Precipitation = c(exp(-1.854-0.008945-0.09782), exp(-1.854-0.02645-0.09782),   
               exp(-1.854-0.004351-0.09782),exp(-1.854+0.02096-0.09782),
               exp(-1.854-0.09782),exp(-1.854+0.02704-0.09782), exp(-1.854+0.0487-0.09782))

minmax = range(c(NoPrecipitation, Precipitation))

plot(1:7, NoPrecipitation, type="l", lty =1, col="red", xlab="", 
               ylab="Prop. of Brooklyn Cyclists", xlim=c(0,7), ylim=c(0.1, 0.2), axes=FALSE )
title("The Trend Line of Proportion of Brooklyn Bridge Cyclists")
axis(2)
axis(1, labels=c("Monday","Tuesday","Wednesday","Thursday","Friday","Saturday", "Sunday"), 
            at = 1:7)
points(1:7,NoPrecipitation, pch=19, col="red")
##
lines(1:7, Precipitation, lty =2, col="blue")
points(1:7, Precipitation, pch=20, col="blue")

##
legend("topleft", c("No Precipitation","Precipitation"),
                  pch=19:22, lty=1:2,  bty="n", 
        col=c("red", "blue"))

6 Final Model and Discussion

In the quasipoisson model, it does not appear that the average temperature or the day of the week is significant to the proportion of cyclists that used the Brooklyn Bridge for that day. Whether or not there was precicipation that day has a signficant effect on the proportion of cyclists on the Brooklyn Bridge according to the model, with \(log(R_{precipitation})-log(R_{no precipitation})=-0.09782\), which indicates that precipitation meant that about 10% fewer cyclists would use the bridge.

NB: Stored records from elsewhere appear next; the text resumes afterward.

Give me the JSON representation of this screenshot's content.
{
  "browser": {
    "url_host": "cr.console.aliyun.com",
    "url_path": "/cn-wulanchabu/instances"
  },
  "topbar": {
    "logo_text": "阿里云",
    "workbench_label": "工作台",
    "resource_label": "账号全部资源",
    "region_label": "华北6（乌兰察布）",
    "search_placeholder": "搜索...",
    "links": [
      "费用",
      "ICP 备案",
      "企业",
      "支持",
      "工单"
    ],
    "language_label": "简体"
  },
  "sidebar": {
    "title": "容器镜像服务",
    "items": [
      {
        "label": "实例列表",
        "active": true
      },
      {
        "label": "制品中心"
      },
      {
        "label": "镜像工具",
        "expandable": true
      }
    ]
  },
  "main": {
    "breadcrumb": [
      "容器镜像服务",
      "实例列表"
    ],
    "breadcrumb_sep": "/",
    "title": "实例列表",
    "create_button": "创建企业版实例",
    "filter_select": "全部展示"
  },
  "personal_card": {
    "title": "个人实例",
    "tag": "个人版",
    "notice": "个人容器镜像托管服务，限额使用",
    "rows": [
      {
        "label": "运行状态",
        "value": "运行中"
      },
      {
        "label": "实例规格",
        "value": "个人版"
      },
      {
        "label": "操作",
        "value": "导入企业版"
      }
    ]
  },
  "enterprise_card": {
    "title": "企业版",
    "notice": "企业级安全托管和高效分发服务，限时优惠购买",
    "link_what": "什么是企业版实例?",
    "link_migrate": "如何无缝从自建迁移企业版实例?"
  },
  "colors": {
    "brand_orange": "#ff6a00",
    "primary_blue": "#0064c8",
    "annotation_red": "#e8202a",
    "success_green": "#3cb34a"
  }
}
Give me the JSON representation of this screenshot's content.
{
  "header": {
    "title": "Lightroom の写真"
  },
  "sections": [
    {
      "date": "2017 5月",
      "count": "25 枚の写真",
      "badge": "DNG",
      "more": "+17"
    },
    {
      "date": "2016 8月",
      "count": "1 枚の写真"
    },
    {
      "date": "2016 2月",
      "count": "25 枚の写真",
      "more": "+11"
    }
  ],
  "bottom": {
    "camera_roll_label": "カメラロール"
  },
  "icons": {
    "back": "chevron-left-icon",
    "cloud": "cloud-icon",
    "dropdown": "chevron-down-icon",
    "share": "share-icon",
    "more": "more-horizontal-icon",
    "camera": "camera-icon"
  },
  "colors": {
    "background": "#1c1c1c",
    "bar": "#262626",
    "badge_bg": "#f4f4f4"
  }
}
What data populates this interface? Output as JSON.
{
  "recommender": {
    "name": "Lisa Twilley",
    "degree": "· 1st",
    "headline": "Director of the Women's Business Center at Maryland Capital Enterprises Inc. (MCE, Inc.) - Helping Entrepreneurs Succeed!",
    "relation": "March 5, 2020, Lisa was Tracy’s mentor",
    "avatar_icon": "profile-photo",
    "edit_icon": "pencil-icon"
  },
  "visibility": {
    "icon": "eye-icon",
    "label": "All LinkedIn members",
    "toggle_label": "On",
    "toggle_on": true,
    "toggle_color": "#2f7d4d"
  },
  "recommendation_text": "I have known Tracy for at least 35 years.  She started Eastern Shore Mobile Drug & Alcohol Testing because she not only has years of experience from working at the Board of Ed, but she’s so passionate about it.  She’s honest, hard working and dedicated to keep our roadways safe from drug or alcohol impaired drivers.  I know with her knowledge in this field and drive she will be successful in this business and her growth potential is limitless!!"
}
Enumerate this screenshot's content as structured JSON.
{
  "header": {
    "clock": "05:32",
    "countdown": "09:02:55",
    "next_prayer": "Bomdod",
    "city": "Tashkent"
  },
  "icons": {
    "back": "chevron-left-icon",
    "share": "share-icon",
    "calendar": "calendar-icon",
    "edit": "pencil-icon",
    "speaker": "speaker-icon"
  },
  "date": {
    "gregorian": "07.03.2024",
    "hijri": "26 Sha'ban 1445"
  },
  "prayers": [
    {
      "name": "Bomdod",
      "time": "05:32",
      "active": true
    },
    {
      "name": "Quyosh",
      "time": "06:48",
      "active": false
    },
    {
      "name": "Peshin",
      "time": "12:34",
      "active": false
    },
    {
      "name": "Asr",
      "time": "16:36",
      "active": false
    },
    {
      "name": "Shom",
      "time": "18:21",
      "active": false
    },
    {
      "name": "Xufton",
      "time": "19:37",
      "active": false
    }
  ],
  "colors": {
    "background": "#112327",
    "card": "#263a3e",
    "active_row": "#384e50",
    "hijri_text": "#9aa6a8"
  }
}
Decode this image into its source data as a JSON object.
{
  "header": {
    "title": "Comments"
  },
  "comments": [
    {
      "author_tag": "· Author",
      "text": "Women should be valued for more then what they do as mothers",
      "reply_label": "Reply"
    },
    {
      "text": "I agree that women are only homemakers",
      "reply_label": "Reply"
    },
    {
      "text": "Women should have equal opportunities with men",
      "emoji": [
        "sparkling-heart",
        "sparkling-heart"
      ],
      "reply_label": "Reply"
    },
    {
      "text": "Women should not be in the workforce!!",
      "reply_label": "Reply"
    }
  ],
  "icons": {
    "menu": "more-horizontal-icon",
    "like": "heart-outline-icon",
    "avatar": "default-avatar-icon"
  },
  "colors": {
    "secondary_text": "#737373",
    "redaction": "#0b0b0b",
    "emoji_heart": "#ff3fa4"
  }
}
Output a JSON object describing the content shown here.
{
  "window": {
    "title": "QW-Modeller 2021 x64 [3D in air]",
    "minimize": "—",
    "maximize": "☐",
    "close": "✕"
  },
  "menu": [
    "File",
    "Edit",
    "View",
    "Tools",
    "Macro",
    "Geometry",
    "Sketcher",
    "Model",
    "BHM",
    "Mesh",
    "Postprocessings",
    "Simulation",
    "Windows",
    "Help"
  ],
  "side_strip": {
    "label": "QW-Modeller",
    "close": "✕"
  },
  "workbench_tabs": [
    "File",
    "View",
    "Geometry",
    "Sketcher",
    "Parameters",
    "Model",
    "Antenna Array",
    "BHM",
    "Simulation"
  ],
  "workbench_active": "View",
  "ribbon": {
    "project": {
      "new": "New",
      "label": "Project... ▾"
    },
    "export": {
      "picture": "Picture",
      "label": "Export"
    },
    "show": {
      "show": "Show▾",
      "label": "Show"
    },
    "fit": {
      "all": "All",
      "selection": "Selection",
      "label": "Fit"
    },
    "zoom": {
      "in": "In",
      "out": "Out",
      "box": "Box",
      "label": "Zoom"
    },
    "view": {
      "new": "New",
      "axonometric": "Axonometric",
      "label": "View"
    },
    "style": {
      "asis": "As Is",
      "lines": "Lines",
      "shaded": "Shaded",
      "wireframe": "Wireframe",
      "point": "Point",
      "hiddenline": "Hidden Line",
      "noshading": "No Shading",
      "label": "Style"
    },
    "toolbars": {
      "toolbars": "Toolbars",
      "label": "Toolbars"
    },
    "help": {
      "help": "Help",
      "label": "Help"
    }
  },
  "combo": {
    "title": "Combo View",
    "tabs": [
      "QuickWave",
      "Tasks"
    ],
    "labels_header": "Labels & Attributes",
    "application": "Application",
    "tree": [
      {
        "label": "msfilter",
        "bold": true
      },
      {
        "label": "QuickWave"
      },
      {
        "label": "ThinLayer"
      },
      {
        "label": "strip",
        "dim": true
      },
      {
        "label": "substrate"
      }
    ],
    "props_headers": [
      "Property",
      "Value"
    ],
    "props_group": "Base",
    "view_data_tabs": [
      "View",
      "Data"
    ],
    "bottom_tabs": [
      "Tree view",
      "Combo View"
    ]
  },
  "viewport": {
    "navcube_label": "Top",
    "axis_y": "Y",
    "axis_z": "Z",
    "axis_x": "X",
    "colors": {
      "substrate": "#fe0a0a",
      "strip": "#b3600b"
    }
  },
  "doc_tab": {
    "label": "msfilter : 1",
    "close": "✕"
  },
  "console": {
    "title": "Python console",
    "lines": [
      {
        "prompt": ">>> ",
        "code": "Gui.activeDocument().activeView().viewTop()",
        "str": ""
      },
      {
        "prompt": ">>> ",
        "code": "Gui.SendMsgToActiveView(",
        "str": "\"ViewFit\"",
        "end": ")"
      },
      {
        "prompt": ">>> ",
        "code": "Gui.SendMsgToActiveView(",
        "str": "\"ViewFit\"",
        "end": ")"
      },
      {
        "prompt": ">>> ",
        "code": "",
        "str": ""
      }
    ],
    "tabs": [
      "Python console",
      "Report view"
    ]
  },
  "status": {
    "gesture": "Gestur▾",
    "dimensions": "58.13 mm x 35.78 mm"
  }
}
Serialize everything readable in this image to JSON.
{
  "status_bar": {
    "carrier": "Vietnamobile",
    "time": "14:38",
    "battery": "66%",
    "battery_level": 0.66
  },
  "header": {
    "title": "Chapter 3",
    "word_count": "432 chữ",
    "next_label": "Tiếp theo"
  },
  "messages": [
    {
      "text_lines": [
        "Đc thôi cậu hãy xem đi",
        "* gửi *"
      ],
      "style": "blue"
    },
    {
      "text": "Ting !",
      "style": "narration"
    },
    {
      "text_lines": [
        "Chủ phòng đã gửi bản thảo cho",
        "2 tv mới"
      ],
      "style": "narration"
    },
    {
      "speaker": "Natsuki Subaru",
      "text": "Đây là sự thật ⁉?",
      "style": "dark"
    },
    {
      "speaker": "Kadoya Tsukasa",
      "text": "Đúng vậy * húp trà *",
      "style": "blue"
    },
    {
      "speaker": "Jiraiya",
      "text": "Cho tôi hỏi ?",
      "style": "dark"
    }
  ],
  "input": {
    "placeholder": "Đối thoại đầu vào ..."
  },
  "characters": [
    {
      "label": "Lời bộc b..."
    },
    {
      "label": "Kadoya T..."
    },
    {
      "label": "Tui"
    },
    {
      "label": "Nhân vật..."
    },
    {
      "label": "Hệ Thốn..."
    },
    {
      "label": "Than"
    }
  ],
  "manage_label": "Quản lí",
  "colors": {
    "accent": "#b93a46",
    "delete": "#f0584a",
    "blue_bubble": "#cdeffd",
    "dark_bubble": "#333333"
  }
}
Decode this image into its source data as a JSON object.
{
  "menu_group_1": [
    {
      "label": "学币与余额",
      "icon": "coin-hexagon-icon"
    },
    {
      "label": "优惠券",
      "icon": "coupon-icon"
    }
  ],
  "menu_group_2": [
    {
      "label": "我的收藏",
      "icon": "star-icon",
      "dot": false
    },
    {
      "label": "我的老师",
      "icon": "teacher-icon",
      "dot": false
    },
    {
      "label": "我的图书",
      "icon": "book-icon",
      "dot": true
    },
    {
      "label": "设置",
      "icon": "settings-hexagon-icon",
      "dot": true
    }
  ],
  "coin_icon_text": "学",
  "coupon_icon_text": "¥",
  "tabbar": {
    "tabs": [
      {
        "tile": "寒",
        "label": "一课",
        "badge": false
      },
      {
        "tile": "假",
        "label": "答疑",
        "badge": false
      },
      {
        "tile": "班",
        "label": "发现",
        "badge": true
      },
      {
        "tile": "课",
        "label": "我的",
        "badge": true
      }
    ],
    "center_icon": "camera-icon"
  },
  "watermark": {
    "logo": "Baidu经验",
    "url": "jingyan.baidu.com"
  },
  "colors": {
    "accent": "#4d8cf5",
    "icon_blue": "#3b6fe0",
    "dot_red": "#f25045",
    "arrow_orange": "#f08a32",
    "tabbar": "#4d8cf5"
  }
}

The visualization indicates that the proportion of cyclists that used the bridge remained relatively constant over the days of the week with a slight increase on the weekends, and that there was a smaller proportion of cyclists on the bridge on the days where there was measured precipitation. As the lines seem “parallel,” no interaction effect is observed as well.